The higher the coefficient, the smaller area B is, meaning the lower the economic inequality is. A very low Gini coefficient would mean that area B is very large, which implies a greater degree of economic inequality.

What are the four criteria for inequality measurement? ›

The four axioms which should be possessed by a measure of inequality are: (i) the anonymity principle; (ii) scale independence principle; (iii) population independence principle, and (iv) transfer principle.

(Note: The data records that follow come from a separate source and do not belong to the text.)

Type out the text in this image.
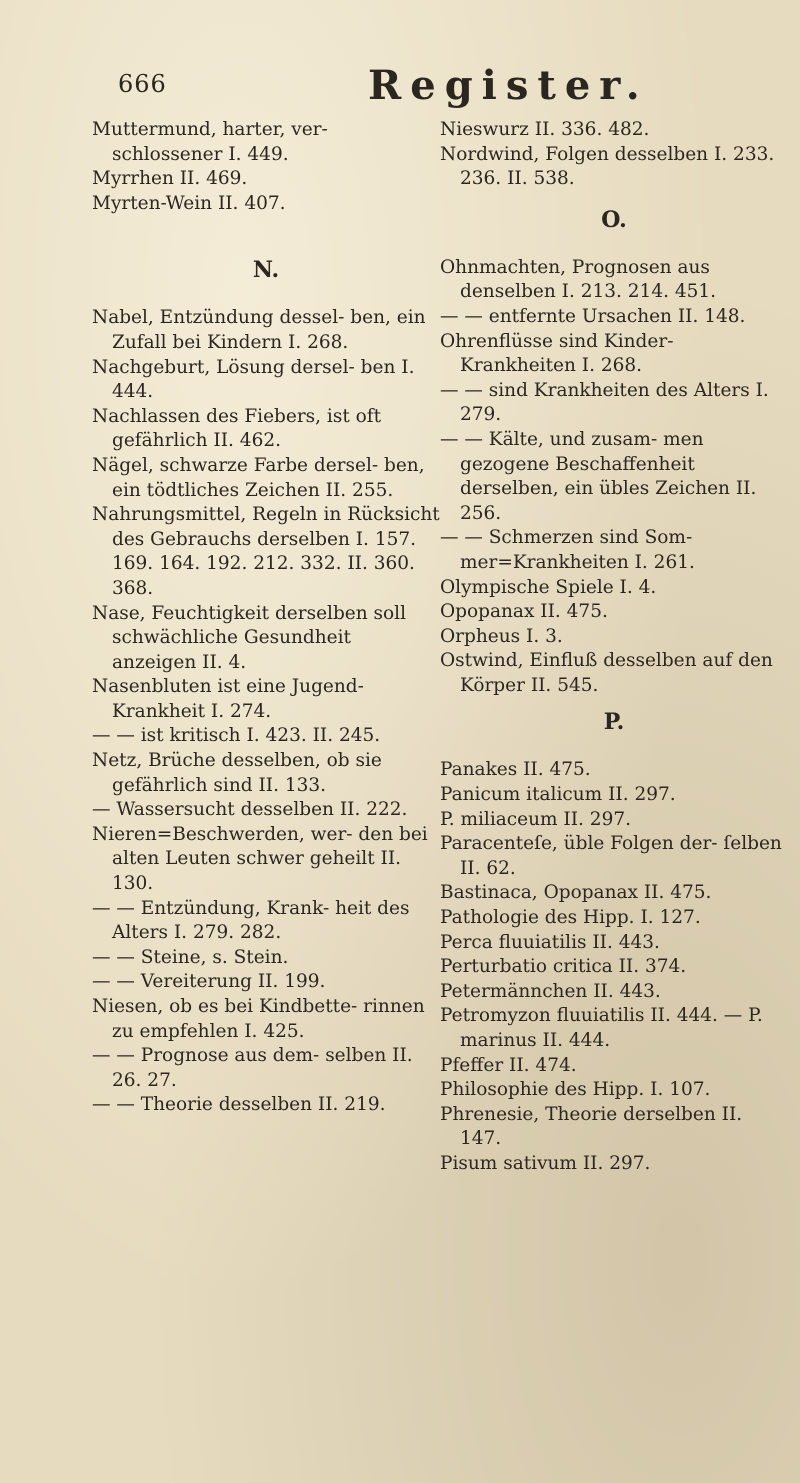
666	Register.

Muttermund, harter, ver- schlossener I. 449.

Myrrhen II. 469.

Myrten-Wein II. 407.

N.

Nabel, Entzündung dessel- ben, ein Zufall bei Kindern I. 268.

Nachgeburt, Lösung dersel- ben I. 444.

Nachlassen des Fiebers, ist oft gefährlich II. 462.

Nägel, schwarze Farbe dersel- ben, ein tödtliches Zeichen II. 255.

Nahrungsmittel, Regeln in Rücksicht des Gebrauchs derselben I. 157. 169. 164. 192. 212. 332. II. 360. 368.

Nase, Feuchtigkeit derselben soll schwächliche Gesundheit anzeigen II. 4.

Nasenbluten ist eine Jugend- Krankheit I. 274.

— — ist kritisch I. 423. II. 245.

Netz, Brüche desselben, ob sie gefährlich sind II. 133.

— Wassersucht desselben II. 222.

Nieren=Beschwerden, wer- den bei alten Leuten schwer geheilt II. 130.

— — Entzündung, Krank- heit des Alters I. 279. 282.

— — Steine, s. Stein.

— — Vereiterung II. 199.

Niesen, ob es bei Kindbette- rinnen zu empfehlen I. 425.

— — Prognose aus dem- selben II. 26. 27.

— — Theorie desselben II. 219.

Nieswurz II. 336. 482.

Nordwind, Folgen desselben I. 233. 236. II. 538.

O.

Ohnmachten, Prognosen aus denselben I. 213. 214. 451.

— — entfernte Ursachen II. 148.

Ohrenflüsse sind Kinder- Krankheiten I. 268.

— — sind Krankheiten des Alters I. 279.

— — Kälte, und zusam- men gezogene Beschaffenheit derselben, ein übles Zeichen II. 256.

— — Schmerzen sind Som- mer=Krankheiten I. 261.

Olympische Spiele I. 4.

Opopanax II. 475.

Orpheus I. 3.

Ostwind, Einfluß desselben auf den Körper II. 545.

P.

Panakes II. 475.

Panicum italicum II. 297.

P. miliaceum II. 297.

Paracenteſe, üble Folgen der- ſelben II. 62.

Bastinaca, Opopanax II. 475.

Pathologie des Hipp. I. 127.

Perca fluuiatilis II. 443.

Perturbatio critica II. 374.

Petermännchen II. 443.

Petromyzon fluuiatilis II. 444. — P. marinus II. 444.

Pfeffer II. 474.

Philosophie des Hipp. I. 107.

Phrenesie, Theorie derselben II. 147.

Pisum sativum II. 297.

How is socioeconomic inequality measured? ›

Other Recommendations for Conceptualizing and Measuring Social Class
  1. SES: Measures of occupational prestige, which can be assessed at the individual or household level. ...
  2. SES: Resource-based measures including measures of educational attainment, total family income, labor market earnings, wealth, and SES composite scores.

Top Articles
Latest Posts
Article information

Author: Manual Maggio

Last Updated:

Views: 5862

Rating: 4.9 / 5 (49 voted)

Reviews: 88% of readers found this page helpful

Author information

Name: Manual Maggio

Birthday: 1998-01-20

Address: 359 Kelvin Stream, Lake Eldonview, MT 33517-1242

Phone: +577037762465

Job: Product Hospitality Supervisor

Hobby: Gardening, Web surfing, Video gaming, Amateur radio, Flag Football, Reading, Table tennis

Introduction: My name is Manual Maggio, I am a thankful, tender, adventurous, delightful, fantastic, proud, graceful person who loves writing and wants to share my knowledge and understanding with you.